Ora, dopo un’ammissione di “colpa” che probabilmente mi costringerà a rivedere (almeno in parte …) il mio giudizio sull’utilità dei servizi di riproduzione digitale della musica, posso concentrarmi con maggiore serenità su un’opera che “spacca di brutto” (aiuto! … un attacco del mood giovanilistico tipico dei Boomer e della Generazione Xok, è passato …), aggredisce i sensi e li soggioga attraverso un’oculata e articolata mistura di tensione e potenza, elaborata con personalità lungo le coordinare sonore di “gente” come Disturbed, Staind e Godsmack, a cui aggiungere qualcosa dei conterranei Evergrey.
Plasmata dalle ispirate interpretazioni di Jan Hilli (una sorta d’interpolazione timbrica tra David Draiman, Russell Allen e Tom S. Englund), la sostanza sonora prodotta dai Days Of Jupiter appare al tempo stesso avvolgente e impetuosa, alimentata com’è tanto da melodie affabili quanto da groove poderosi.
Nulla degno di poter essere definito “rivoluzionario”, si potrà legittimamente affermare, dal momento che affonda le proprie radici nella titolata scuola dell’alternative, ma che tuttavia nelle mani del suddetto vocalist e dei suoi eccellenti compagni d’avventura, suona parecchio “fresco” e comunque mai artificioso, ben lontano dalla sterile riproposizione di formule (arci)note.

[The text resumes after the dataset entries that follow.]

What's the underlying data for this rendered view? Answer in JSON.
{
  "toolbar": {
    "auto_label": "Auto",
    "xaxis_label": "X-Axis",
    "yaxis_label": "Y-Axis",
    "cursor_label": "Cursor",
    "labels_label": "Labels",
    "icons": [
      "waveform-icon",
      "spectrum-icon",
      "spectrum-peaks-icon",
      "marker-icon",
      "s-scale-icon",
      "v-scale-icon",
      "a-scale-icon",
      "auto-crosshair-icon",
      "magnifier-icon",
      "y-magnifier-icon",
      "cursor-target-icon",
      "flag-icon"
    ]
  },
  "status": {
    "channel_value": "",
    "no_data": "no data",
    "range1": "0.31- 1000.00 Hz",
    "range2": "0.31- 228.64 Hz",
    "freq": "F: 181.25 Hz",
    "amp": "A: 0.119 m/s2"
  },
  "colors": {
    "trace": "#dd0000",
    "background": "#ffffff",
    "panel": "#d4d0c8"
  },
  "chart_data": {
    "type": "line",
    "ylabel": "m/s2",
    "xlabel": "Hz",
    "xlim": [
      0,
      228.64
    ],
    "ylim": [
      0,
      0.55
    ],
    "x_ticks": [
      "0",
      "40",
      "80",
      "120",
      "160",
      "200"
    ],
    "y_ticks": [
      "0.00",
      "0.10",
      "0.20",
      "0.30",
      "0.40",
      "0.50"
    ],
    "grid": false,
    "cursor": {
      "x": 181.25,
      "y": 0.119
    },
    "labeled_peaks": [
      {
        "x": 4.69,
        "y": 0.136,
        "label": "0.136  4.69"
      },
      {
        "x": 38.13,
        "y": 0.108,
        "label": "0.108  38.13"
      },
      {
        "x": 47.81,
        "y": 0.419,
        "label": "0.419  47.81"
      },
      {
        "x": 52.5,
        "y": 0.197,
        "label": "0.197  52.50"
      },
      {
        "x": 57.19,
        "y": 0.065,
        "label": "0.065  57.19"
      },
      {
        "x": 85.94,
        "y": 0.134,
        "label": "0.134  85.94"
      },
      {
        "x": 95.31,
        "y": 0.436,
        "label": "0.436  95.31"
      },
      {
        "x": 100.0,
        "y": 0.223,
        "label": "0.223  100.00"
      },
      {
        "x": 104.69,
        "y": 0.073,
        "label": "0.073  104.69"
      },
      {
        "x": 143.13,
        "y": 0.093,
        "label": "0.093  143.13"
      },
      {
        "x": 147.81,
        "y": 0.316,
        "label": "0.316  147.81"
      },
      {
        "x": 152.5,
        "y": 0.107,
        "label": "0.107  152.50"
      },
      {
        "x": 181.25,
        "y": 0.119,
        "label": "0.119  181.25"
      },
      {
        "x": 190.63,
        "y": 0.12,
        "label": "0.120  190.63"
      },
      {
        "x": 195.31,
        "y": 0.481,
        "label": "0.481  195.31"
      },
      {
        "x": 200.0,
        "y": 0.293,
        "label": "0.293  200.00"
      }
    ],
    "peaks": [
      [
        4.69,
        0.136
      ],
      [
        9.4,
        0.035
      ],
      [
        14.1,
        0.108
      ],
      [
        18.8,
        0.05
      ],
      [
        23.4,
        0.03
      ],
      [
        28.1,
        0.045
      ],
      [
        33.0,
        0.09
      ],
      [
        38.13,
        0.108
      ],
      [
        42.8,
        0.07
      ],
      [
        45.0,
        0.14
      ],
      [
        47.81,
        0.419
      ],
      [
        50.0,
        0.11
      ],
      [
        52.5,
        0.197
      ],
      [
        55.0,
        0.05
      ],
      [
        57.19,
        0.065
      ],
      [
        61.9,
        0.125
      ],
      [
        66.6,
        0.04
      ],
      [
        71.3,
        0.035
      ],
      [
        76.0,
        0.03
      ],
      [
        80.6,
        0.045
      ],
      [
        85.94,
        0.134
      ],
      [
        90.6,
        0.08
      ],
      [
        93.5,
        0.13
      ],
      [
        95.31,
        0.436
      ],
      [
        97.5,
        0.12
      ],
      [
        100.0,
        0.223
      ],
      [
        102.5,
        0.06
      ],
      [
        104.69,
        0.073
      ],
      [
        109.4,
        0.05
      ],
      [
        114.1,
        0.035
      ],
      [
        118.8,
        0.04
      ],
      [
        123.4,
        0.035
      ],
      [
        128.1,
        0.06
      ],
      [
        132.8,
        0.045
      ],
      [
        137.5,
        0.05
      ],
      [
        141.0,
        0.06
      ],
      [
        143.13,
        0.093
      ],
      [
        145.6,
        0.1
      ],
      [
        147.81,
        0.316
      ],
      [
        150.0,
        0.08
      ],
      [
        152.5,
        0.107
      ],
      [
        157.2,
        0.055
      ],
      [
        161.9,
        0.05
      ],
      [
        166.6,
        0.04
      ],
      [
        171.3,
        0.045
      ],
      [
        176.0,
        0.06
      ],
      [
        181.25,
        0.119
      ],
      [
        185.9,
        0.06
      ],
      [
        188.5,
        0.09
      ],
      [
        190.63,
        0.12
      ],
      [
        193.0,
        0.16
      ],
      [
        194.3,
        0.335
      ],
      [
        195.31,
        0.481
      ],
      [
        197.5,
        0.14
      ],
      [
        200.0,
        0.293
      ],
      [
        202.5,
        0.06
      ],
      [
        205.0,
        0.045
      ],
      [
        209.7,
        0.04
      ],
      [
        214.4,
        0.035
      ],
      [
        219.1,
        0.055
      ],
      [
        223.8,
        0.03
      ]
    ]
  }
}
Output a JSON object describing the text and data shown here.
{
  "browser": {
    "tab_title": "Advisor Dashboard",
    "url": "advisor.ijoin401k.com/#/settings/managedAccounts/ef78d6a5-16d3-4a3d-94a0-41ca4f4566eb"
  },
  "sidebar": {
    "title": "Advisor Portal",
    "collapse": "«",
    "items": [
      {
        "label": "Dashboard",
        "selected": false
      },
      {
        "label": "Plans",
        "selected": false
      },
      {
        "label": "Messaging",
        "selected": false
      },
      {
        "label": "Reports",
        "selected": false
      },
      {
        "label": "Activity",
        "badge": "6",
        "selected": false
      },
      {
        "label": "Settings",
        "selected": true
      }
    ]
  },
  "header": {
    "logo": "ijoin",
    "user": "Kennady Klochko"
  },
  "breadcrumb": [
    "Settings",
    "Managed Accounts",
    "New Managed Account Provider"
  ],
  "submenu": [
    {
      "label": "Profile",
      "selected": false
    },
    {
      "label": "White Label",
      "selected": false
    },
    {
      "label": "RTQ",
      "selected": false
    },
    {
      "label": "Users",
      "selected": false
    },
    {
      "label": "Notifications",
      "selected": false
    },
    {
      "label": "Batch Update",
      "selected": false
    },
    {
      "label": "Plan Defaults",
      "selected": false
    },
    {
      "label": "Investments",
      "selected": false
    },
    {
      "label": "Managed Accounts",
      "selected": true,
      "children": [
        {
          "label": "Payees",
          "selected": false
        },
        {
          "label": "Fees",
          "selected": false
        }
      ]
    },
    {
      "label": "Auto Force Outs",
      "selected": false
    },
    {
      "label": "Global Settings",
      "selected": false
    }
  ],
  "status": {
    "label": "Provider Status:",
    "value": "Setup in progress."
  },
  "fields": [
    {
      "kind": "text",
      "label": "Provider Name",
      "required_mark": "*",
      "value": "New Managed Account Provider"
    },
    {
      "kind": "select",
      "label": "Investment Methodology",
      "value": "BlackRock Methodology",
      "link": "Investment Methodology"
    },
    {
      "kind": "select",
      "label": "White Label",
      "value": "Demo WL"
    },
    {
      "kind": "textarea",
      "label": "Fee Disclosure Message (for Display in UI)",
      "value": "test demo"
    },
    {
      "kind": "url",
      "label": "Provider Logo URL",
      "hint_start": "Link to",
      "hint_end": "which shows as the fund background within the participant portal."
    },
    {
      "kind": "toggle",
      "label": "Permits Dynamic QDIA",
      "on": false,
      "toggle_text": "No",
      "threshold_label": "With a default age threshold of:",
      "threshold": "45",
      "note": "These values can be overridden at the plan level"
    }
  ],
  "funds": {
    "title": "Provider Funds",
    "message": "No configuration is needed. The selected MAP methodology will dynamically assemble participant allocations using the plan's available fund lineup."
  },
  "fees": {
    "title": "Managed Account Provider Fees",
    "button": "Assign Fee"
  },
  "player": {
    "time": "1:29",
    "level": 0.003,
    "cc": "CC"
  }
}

Un rilievo evidente fin dal brano d’apertura “Original sin”, un vortice d’inquietudine metallica piuttosto “impressionante”, e poi confermato da una title-track che striscia subdola nei gangli sensoriali e attraverso flussi imponenti di oscura e conturbante energia emozionale finisce per “scuoterli” a dovere.
Machine” è un’altra bella “botta” sospesa tra visionaria drammaturgia e ruggente catarsi, e a ulteriore testimonianza che siamo di fronte alla prova di artisti di spessore arriva “Desolation”, una sofferta ballata elettro-acustica che non può proprio lasciare indifferenti.
Le pulsazioni dark-eggianti e catchy di “The fix” e “My heaven my hell”, così come le aperture enfatiche (vagamente Muse-iane) di "Parazite”, svelano ancora meglio le potenzialità “commerciali” degli scandinavi, molto abili, poi, a gestire il pathos viscerale tipico del genere con intelligenza e classe, intridendo “Denial”, la martellante e cangiante “Ignite” e la possente “Invincible” di un incisivo e calibrato mélange di melodia e livore.
In conclusione, mentre mi riprometto di recuperare quanto prima la “storia” pregressa dei Days Of Jupiter, inserirli, grazie a questo “The world was never enough”, nel novero delle formazioni più interessanti del settore, diventa un vincolo a cui mi sottometto con grande piacere, affidandolo con ferma convinzione alle valutazioni dei nostri lettori.